Question

# The solution of meta aluminate on boiling with ammonium chloride gives a white precipitate of:a.) $A{{l}_{2}}{{O}_{3}}$b.) $AlC{{l}_{3}}$c.) $Al{{\left( OH \right)}_{3}}$d.) $NaAl{{\left( OH \right)}_{4}}$

Hint: To find the answer to this question we have to keep few things in mind which are as follows:
The products formed from a thermodynamic reaction are always stable and lower in energy than the reactants.
If any gaseous product is possible it is mostly formed because it can escape from the reacting mixture and drive the reaction forward.
If any neutralization product or salt which is neutral is possible to form is product it is mostly formed because it is stable.

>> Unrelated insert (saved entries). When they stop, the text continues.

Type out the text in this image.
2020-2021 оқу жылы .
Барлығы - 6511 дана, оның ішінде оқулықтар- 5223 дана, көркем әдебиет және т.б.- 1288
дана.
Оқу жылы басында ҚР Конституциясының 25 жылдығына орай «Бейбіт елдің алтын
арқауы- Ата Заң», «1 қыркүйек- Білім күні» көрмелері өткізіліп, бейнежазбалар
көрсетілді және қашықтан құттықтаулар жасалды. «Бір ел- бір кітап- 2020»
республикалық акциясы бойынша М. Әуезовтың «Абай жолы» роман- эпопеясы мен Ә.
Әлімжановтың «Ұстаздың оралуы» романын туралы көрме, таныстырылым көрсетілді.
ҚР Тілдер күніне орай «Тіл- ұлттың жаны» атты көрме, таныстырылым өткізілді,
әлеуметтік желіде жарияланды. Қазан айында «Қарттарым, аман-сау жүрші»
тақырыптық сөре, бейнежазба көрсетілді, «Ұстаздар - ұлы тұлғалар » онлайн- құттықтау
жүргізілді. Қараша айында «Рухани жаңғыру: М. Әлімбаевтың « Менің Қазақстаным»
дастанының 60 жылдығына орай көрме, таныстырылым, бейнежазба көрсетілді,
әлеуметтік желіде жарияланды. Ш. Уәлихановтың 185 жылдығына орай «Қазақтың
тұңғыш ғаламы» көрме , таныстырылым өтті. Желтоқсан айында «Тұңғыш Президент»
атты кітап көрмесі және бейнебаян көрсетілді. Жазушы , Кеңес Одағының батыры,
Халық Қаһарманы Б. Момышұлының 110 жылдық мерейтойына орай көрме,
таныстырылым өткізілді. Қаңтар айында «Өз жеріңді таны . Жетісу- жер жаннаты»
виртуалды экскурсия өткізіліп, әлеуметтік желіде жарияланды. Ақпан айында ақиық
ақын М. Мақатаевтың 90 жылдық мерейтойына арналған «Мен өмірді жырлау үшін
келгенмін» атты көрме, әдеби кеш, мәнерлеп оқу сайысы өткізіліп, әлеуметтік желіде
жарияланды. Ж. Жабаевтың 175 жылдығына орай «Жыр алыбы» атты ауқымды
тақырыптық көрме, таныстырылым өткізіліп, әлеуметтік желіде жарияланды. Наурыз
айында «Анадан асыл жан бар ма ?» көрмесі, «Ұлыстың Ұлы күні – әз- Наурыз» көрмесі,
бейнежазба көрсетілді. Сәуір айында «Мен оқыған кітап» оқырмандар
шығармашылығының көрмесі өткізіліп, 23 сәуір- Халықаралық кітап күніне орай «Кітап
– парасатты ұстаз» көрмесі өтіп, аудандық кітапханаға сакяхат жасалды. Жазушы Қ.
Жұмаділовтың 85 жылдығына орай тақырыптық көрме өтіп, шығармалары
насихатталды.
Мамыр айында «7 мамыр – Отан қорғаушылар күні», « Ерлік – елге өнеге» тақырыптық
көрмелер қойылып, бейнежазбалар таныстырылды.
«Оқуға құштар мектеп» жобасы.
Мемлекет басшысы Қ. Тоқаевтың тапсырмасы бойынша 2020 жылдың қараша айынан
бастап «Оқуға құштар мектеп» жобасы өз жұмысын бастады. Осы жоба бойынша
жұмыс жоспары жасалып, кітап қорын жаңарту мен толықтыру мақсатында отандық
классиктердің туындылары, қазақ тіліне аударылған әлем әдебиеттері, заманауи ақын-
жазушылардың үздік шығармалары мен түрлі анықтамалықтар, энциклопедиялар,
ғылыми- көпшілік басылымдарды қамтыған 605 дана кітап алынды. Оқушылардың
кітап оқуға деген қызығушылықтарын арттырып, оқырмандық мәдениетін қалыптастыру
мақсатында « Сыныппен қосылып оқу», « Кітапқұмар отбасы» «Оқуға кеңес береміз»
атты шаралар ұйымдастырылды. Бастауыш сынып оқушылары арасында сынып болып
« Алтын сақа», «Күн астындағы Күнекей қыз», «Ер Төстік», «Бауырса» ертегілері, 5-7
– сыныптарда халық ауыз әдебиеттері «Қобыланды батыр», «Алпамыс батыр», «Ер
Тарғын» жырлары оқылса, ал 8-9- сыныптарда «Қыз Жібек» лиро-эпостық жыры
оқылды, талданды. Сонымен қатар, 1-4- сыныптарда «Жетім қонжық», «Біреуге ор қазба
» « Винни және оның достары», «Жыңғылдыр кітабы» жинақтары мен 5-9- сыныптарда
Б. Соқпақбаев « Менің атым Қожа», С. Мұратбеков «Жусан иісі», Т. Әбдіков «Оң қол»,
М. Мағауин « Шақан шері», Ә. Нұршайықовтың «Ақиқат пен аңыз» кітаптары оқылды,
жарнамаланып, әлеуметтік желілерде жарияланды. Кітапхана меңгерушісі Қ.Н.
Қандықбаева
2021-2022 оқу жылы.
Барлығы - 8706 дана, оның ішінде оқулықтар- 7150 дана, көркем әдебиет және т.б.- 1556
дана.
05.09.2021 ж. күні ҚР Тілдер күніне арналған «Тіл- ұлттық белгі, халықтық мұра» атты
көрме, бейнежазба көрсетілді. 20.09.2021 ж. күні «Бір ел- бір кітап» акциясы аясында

The solution of sodium meta aluminate on boiling with ammonium chloride gives a white precipitate of aluminium hydroxide $Al{{\left( OH \right)}_{3}}$. This reaction is a simple non redox reaction as there is no change in oxidation state of any of the species.
$NaAl{{O}_{2}}+N{{H}_{4}}Cl+{{H}_{2}}O\to Al{{\left( OH \right)}_{3}}+NaCl+N{{H}_{3}}$
Hence, the correct answer is the solution of meta aluminate on boiling with ammonium chloride gives a white precipitate of $Al{{\left( OH \right)}_{3}}$